Allegedly shot over Chris Pratt and Rebecca Ferguson’s lunch breaks from next year’s tentpole blockbusters — alleged by me; It’s me who’s alleging that — Mercy is ideal watch-on-your-phone Content, an ugly, pea-brained pot-boiler entirely beholden to better movies and hoping beyond hope that its audience lacks the cultural literacy to recognize the brazenness of its counterfeiting. However, while he may lack John Carpenter’s razor-sharp cynicism and Paul Verhoeven’s satirical wit, director Timur Bekmambetov — who recently pivoted to producing self-styled “screenlife” thrillers like Searching and War of the Worlds (2025) after establishing himself with C-grade genre fare like Wanted and Abraham Lincoln: Vampire Hunter — may actually have developed the only coherent defense against our “second-screening” entertainment future: Rather than fight audiences’ decaying attention spans, why not turn cinema itself into an interactive circus of social media, email, and selfie video footage? It’s just like the Lumiere Brothers always imagined!

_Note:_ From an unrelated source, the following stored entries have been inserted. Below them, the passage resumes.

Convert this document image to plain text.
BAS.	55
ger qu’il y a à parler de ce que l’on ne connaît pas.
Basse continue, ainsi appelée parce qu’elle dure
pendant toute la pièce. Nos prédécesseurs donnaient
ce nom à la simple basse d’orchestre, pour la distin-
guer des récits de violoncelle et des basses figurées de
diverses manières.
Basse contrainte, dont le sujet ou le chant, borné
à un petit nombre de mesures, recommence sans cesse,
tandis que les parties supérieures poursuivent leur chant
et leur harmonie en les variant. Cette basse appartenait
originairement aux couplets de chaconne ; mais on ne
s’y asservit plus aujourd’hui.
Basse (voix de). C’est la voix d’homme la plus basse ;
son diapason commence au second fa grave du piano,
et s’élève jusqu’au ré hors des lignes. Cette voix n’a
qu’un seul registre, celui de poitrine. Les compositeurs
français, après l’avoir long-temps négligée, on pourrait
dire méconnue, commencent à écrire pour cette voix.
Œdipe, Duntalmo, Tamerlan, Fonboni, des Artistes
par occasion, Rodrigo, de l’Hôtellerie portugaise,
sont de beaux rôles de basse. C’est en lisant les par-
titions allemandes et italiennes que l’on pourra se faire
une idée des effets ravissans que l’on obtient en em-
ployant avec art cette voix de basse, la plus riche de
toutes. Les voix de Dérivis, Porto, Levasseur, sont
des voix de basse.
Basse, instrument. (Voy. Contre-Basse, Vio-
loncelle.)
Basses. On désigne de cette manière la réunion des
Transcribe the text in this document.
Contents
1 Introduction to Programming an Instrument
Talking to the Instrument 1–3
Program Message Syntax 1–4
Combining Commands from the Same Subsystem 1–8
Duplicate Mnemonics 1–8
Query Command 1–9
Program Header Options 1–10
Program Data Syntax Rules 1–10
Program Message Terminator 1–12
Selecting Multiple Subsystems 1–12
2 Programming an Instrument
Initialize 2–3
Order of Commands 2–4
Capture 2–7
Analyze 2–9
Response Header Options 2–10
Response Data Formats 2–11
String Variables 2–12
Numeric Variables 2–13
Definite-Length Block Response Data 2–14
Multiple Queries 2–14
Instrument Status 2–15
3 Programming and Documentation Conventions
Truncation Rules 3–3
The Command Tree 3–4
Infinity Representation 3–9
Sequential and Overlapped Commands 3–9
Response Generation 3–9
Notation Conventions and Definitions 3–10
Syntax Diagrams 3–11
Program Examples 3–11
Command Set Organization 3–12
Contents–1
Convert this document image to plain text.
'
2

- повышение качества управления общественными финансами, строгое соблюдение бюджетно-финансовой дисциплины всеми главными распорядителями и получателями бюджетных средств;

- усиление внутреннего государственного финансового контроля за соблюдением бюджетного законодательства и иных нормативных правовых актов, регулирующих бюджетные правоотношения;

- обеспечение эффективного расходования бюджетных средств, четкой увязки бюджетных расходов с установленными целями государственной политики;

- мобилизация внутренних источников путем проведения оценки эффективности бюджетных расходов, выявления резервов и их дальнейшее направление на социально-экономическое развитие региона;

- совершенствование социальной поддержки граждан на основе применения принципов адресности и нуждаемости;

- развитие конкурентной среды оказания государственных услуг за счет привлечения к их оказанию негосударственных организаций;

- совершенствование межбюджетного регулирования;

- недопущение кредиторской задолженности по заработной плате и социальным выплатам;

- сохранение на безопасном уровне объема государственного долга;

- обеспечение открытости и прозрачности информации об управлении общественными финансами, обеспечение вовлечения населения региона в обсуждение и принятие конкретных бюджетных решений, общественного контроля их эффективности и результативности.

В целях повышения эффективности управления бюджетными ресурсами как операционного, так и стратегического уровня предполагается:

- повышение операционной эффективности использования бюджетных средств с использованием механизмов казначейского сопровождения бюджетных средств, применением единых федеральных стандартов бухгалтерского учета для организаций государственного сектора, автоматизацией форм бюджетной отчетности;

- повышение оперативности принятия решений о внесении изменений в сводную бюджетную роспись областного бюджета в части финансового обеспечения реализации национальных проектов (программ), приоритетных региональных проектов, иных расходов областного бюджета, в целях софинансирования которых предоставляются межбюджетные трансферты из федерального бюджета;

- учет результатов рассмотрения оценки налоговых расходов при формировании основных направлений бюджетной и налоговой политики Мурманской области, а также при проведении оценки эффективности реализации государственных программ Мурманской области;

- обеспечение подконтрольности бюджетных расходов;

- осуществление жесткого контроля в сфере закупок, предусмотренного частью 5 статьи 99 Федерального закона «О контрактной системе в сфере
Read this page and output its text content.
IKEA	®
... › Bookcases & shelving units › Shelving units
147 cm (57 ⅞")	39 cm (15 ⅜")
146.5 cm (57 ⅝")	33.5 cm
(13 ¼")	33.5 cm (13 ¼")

Running just under ninety minutes soaking wet, Mercy is at least a breezy viewing experience that knows it has no business asking Rebecca Ferguson to put down her coffee and get out of her chair. Instead, our Swedish action mommy is set comfortably inside a series of Command & Conquer cutscenes while the worst Chris prattles and sneers at the camera until it’s time to break out and do action hero things in the action hero climax. Marco van Belle’s screenplay never bothers to make Raven charming or cunning — he’s negligent, abusive, and casually fascist, but That Doesn’t Make Him a Killer — and its ultimate thesis on A.I.’s place in the justice system amounts to a befuddled shrug and some platitudes about how “we all make mistakes.” Familiar faces like Kenneth Choi and Annabelle Wallis tag-team in and out of the background for a bit, while heavyweight boxer-turned-True Detective star Kali Reis flitters around on a flying motorcycle someone stole from the set of Tron: Ares. It’s all very forgettable, but that’s January, babbbbbbbyyy!

Mercy hits U.S. theaters on Friday, January 23rd.